Washington, DC, a city created as the symbol of democracy, has become an economic engine that anchors an entire region and beyond. An urban renaissance is transforming the nation's capital into a world-class city with an unparalleled business environment.

Leroy said...

www.wdcep.com

lol

On a scale from 1-10, how unbiased a source would you say this is?

=================================

Mission Statement
A 501(c)(3) organization, the Washington, DC Economic Partnership promotes business opportunities throughout the District and contributes to business retention and attraction activities.


What We Do
The Washington, DC Economic Partnership is your first point of contact for development and business opportunities in the District of Columbia. We facilitate economic development through business attraction and business retention programs and activities.


Our Core Values
The Washington, DC Economic Partnership constantly strives to:

* Enhance the District's economy through jobs creation for DC residents, increasing tax revenues, retaining existing businesses and attracting new businesses.

* Serve as an information clearinghouse and research center for prospects, businesses, District agencies, and community stakeholders.

* Tell the story of the District's economic resurgence and development dynamic in local, regional, national and international markets.

* Brand the District as a premier business environment and residential opportunity.

Lance said...

Yes, even hard facts must be discounted by Leroy when they don't fit his agenda.

"Washington has a development dynamic best illustrated by $15.2 billion worth of projects completed since 2001 and the $7.5 billion currently under construction."

"Washington, DC is ranked as the #2 national and #4 international investment market among foreign investors (AFIRE) and the #9 retail investment market by Marcus & Millichap."

Leroy said...

"Yes, even hard facts must be discounted by Leroy when they don't fit his agenda."

Hard facts? The post I was responding to was nothing more than a PR fluff piece authored by an organization that exists to promote DC's image...

Even by your standards that is pretty weak.

"McDonalds hamburgers are wonderful and delicious!" - McDonalds corporation chief food taster.

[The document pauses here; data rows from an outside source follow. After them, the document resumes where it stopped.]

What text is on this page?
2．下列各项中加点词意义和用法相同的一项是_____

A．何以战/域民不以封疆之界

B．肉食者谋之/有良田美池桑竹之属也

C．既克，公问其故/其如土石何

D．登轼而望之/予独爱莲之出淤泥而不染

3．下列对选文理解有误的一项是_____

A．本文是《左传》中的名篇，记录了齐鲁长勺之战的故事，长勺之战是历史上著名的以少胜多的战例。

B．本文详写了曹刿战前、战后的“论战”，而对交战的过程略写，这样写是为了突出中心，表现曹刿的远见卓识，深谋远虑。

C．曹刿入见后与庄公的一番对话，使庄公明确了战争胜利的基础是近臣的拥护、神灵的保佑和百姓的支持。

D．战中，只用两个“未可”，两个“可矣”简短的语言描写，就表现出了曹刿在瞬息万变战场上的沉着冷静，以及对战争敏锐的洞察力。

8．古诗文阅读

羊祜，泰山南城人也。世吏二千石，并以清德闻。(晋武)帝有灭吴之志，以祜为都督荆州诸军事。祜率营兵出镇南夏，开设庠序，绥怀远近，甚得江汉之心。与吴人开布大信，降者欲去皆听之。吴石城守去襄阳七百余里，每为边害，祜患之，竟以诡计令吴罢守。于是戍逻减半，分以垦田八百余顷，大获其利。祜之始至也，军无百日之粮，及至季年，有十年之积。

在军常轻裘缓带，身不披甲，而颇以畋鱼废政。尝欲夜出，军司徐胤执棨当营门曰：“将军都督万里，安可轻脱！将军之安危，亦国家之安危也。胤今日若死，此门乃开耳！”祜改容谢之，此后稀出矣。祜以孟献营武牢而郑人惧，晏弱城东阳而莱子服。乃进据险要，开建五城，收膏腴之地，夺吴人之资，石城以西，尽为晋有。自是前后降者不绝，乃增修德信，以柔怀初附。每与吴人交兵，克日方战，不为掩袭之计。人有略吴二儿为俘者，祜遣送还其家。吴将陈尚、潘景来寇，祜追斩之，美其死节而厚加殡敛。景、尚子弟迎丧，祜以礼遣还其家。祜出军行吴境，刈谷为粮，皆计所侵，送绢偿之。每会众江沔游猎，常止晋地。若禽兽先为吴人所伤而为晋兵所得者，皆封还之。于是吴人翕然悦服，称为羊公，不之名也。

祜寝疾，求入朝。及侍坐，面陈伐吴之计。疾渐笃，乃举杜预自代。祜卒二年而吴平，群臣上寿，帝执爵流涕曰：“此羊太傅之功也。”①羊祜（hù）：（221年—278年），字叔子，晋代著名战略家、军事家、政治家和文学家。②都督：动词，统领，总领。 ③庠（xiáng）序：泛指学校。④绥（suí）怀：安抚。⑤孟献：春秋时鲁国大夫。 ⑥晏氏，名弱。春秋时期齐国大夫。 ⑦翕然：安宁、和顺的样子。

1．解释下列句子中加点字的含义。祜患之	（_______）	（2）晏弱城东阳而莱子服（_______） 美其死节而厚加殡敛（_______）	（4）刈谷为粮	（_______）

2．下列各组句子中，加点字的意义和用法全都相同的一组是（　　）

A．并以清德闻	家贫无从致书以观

""Washington has a development dynamic best illustrated by $15.2 billion worth of projects completed since 2001 and the $7.5 billion currently under construction.""

Uh huh? And that proves DC is becoming a more "international city" how? How many dollars worth of projects were completed in NYC?

""Washington, DC is ranked as the #2 national and #4 international investment market among foreign investors (AFIRE) and the #9 retail investment market by Marcus & Millichap.""

Heh, have you even looked at the source of this statement? It was an opinion poll conducted by yet another little interest group based in DC...

With members from 17 nations! Naturally they speak for international investors everywhere.

Seriously lance, you are grasping at straws here. Even IF there were some credible arguement that DC were becoming an "international city" as you put it that still wouldn't mean the bubble won't burst.

NoVAwatcher said...

Funny, 'cause I have friends that still think of DC as the murder capital of the United States.

Doug said...

LOL @ McDonald's hamburgers!

I bet the executives at the company wouldent dare eat one of their own wretched products.